Sacombank's headquarters in Ho Chi Minh City
The State Bank of Vietnam has approved the long awaited merger between Sacombank, one of the country's largest partly private lenders, with the smaller Phuong Nam Bank (Southernbank).
The deal is expected to increase Sacombank's assets to over VND290.86 trillion (US$13.31 billion).
The merger has been planned since November as part of the government's efforts to consolidate the overcrowded banking sector. Three other mergers have been approved this year.
In a statement on its website, the central bank said it will assign some officials to join the management of Sacombank after the merger.
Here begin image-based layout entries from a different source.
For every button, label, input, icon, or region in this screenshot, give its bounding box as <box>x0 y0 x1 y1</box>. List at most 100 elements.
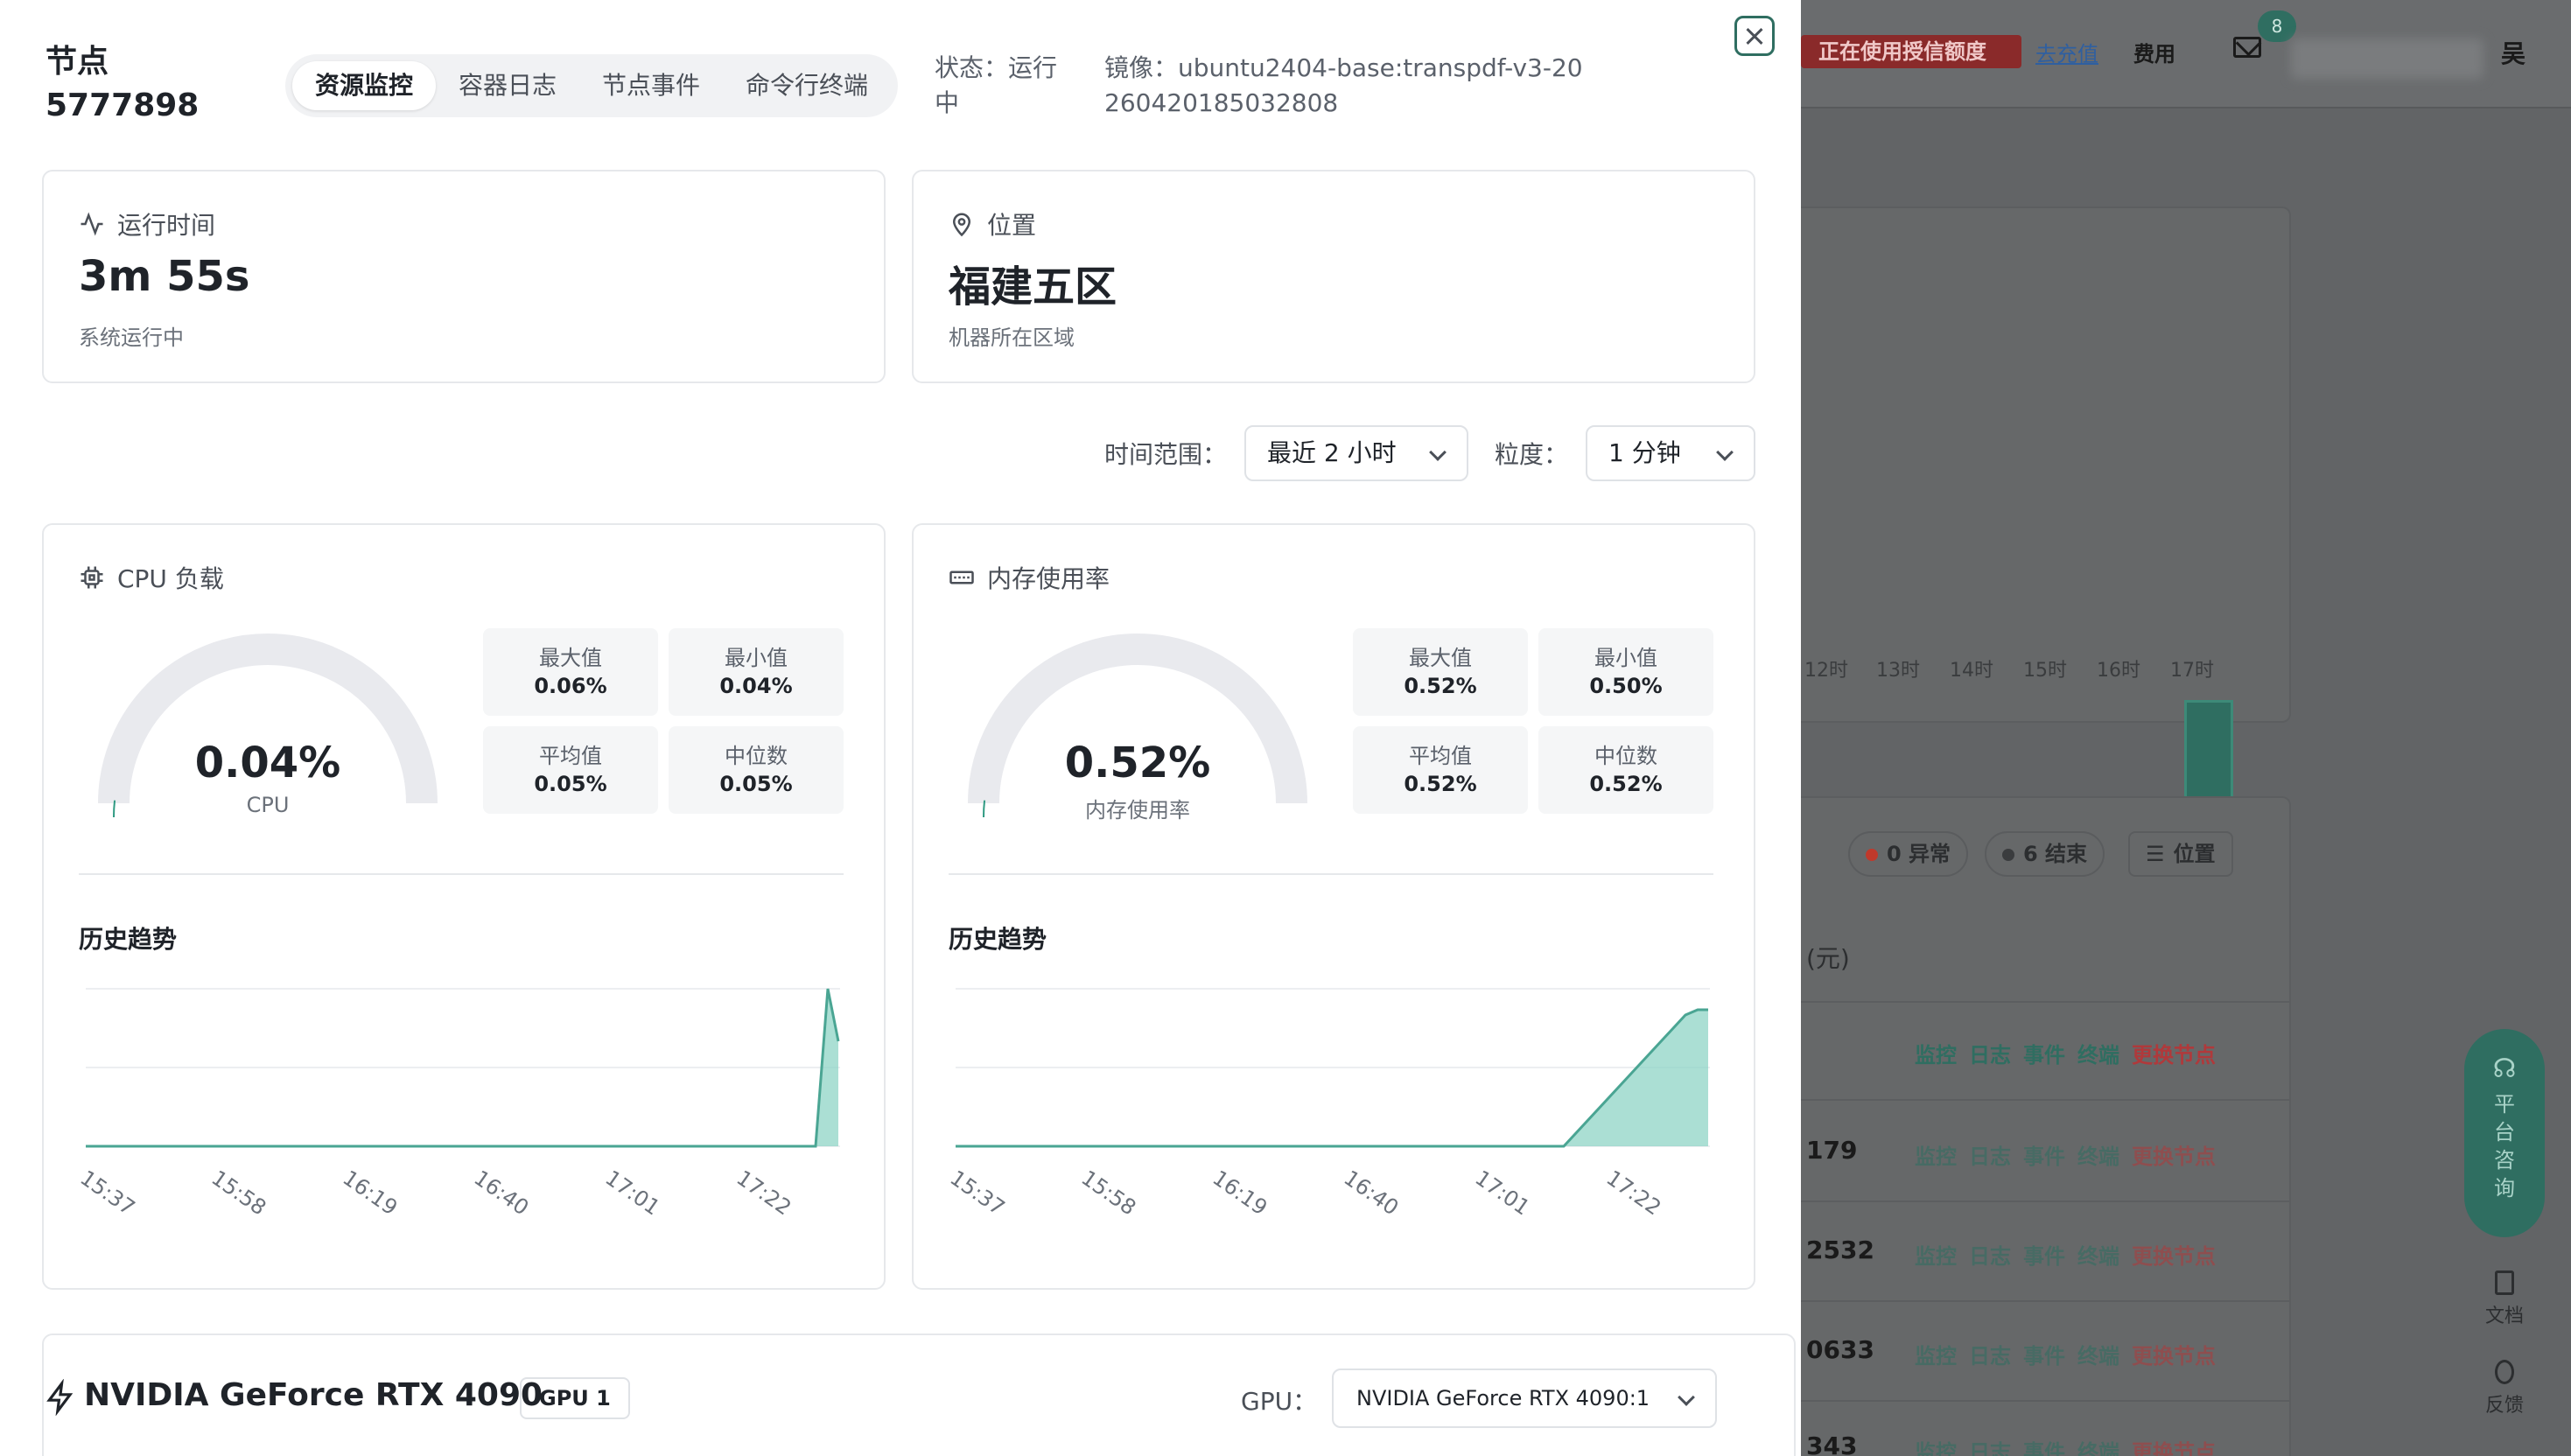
stat-value: 0.52% <box>1589 772 1663 796</box>
row-actions[interactable]: 监控 日志 事件 终端 更换节点 <box>1915 1239 2228 1270</box>
row-terminal-link[interactable]: 终端 <box>2077 1244 2119 1269</box>
gpu-select[interactable]: NVIDIA GeForce RTX 4090:1 <box>1332 1368 1717 1428</box>
row-actions[interactable]: 监控 日志 事件 终端 更换节点 <box>1915 1435 2228 1456</box>
memory-title-text: 内存使用率 <box>987 564 1110 593</box>
cpu-stat-median: 中位数 0.05% <box>669 726 844 814</box>
time-range-value: 最近 2 小时 <box>1267 438 1397 467</box>
row-terminal-link[interactable]: 终端 <box>2077 1344 2119 1368</box>
header-events: 事件 <box>2023 1043 2065 1068</box>
tab-node-events[interactable]: 节点事件 <box>579 61 723 110</box>
cpu-gauge: 0.04% CPU <box>98 628 438 838</box>
gpu-select-value: NVIDIA GeForce RTX 4090:1 <box>1356 1386 1650 1410</box>
node-title: 节点 5777898 <box>46 40 199 128</box>
stat-value: 0.04% <box>719 674 793 698</box>
memory-label: 内存使用率 <box>1085 798 1190 822</box>
row-logs-link[interactable]: 日志 <box>1969 1244 2011 1269</box>
time-range-label: 时间范围： <box>1104 440 1228 469</box>
feedback-label: 反馈 <box>2484 1395 2524 1417</box>
tab-terminal[interactable]: 命令行终端 <box>723 61 891 110</box>
row-terminal-link[interactable]: 终端 <box>2077 1144 2119 1169</box>
mail-icon[interactable] <box>2233 37 2261 58</box>
filter-abnormal-label: 0 异常 <box>1887 842 1951 866</box>
background-xtick: 13时 <box>1876 660 1920 682</box>
credit-alert: 正在使用授信额度 <box>1801 35 2021 68</box>
feedback-button[interactable]: 反馈 <box>2468 1360 2541 1418</box>
x-tick-label: 17:01 <box>1471 1166 1535 1221</box>
row-actions[interactable]: 监控 日志 事件 终端 更换节点 <box>1915 1139 2228 1170</box>
row-monitor-link[interactable]: 监控 <box>1915 1144 1957 1169</box>
row-logs-link[interactable]: 日志 <box>1969 1344 2011 1368</box>
background-xtick: 15时 <box>2023 660 2067 682</box>
close-icon[interactable] <box>1734 16 1775 56</box>
consult-label: 平台咨询 <box>2494 1092 2515 1200</box>
gray-dot-icon <box>2002 849 2014 861</box>
red-dot-icon <box>1866 849 1878 861</box>
stat-value: 0.52% <box>1404 772 1477 796</box>
x-tick-label: 15:58 <box>1077 1166 1141 1221</box>
gpu-name: NVIDIA GeForce RTX 4090 <box>84 1377 543 1413</box>
location-filter-button[interactable]: ☰ 位置 <box>2128 831 2233 877</box>
row-terminal-link[interactable]: 终端 <box>2077 1440 2119 1456</box>
uptime-title: 运行时间 <box>79 206 215 242</box>
user-avatar[interactable]: 吴 <box>2501 35 2525 70</box>
stat-value: 0.50% <box>1589 674 1663 698</box>
row-events-link[interactable]: 事件 <box>2023 1244 2065 1269</box>
node-image: 镜像：ubuntu2404-base:transpdf-v3-202604201… <box>1104 53 1583 117</box>
row-actions[interactable]: 监控 日志 事件 终端 更换节点 <box>1915 1339 2228 1369</box>
table-header-actions: 监控 日志 事件 终端 更换节点 <box>1915 1038 2228 1068</box>
x-tick-label: 16:19 <box>339 1166 403 1221</box>
row-replace-link[interactable]: 更换节点 <box>2132 1244 2216 1269</box>
memory-stats: 最大值 0.52% 最小值 0.50% 平均值 0.52% 中位数 0.52% <box>1353 628 1713 814</box>
table-cell-id: 2532 <box>1806 1236 1874 1264</box>
row-logs-link[interactable]: 日志 <box>1969 1440 2011 1456</box>
filter-abnormal[interactable]: 0 异常 <box>1848 831 1969 877</box>
fee-link[interactable]: 费用 <box>2133 37 2175 67</box>
stat-key: 最大值 <box>539 646 602 670</box>
row-monitor-link[interactable]: 监控 <box>1915 1244 1957 1269</box>
uptime-sub: 系统运行中 <box>79 326 184 350</box>
x-tick-label: 17:01 <box>601 1166 665 1221</box>
row-monitor-link[interactable]: 监控 <box>1915 1344 1957 1368</box>
stat-key: 中位数 <box>725 744 788 768</box>
tab-resource-monitor[interactable]: 资源监控 <box>292 61 437 110</box>
row-events-link[interactable]: 事件 <box>2023 1144 2065 1169</box>
gpu-tag: GPU 1 <box>520 1377 630 1419</box>
gpu-select-label: GPU： <box>1241 1387 1318 1416</box>
platform-consult-button[interactable]: ☊ 平台咨询 <box>2464 1029 2545 1237</box>
table-header-row <box>1801 1001 2291 1003</box>
row-replace-link[interactable]: 更换节点 <box>2132 1440 2216 1456</box>
row-events-link[interactable]: 事件 <box>2023 1440 2065 1456</box>
stat-value: 0.52% <box>1404 674 1477 698</box>
header-replace: 更换节点 <box>2132 1043 2216 1068</box>
row-monitor-link[interactable]: 监控 <box>1915 1440 1957 1456</box>
table-cell-id: 343 <box>1806 1432 1858 1456</box>
x-tick-label: 15:37 <box>949 1166 1009 1221</box>
row-replace-link[interactable]: 更换节点 <box>2132 1344 2216 1368</box>
activity-icon <box>81 212 103 236</box>
uptime-value: 3m 55s <box>79 252 250 301</box>
memory-stat-median: 中位数 0.52% <box>1538 726 1713 814</box>
filter-ended-label: 6 结束 <box>2023 842 2088 866</box>
docs-button[interactable]: 文档 <box>2468 1270 2541 1328</box>
row-events-link[interactable]: 事件 <box>2023 1344 2065 1368</box>
tab-container-logs[interactable]: 容器日志 <box>436 61 579 110</box>
node-id: 5777898 <box>46 88 200 123</box>
table-row <box>1801 1300 2291 1302</box>
x-tick-label: 15:37 <box>79 1166 139 1221</box>
row-replace-link[interactable]: 更换节点 <box>2132 1144 2216 1169</box>
granularity-value: 1 分钟 <box>1608 438 1681 467</box>
x-tick-label: 16:40 <box>470 1166 534 1221</box>
stat-key: 最小值 <box>725 646 788 670</box>
row-logs-link[interactable]: 日志 <box>1969 1144 2011 1169</box>
memory-history-title: 历史趋势 <box>949 925 1047 954</box>
lightning-icon <box>46 1379 74 1416</box>
granularity-select[interactable]: 1 分钟 <box>1586 425 1755 481</box>
recharge-link[interactable]: 去充值 <box>2035 37 2098 67</box>
cpu-title: CPU 负载 <box>79 560 224 595</box>
filter-ended[interactable]: 6 结束 <box>1985 831 2105 877</box>
time-range-select[interactable]: 最近 2 小时 <box>1244 425 1468 481</box>
memory-card: 内存使用率 0.52% 内存使用率 最大值 0.52% 最小值 0.50% 平均值 0… <box>912 523 1755 1290</box>
cpu-title-text: CPU 负载 <box>117 564 224 593</box>
location-sub: 机器所在区域 <box>949 326 1075 350</box>
memory-gauge: 0.52% 内存使用率 <box>968 628 1307 838</box>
It will also manage the shares owned by Tram Be, deputy board chairman of Sacombank and a senior consultant to Southernbank, according to the statement.
As of last year end, Be and his family reportedly owned more than 20 percent of shares in Southernbank and nearly 7 percent in Sacombank.
According to a plan announced in June, the merger would increase Sacombank's capital to over VND18.85 trillion ($863.18 million) while its bad debt ratio will be 3 percent.
One Southernbank share will be swapped for 0.75 Sacombank share, and the dividend rate after the merger will be 3 percent a year.
Sacombank stock closed at VND17,700 on Thursday, down 6.8 percent from the beginning of the week.
Sacombank's net profits were estimated more than VND2.2 trillion ($99.13 million) last year, while Southernbank posted VND17 billion ($764,000) of net profits and bad debt ratio of 5.92 percent.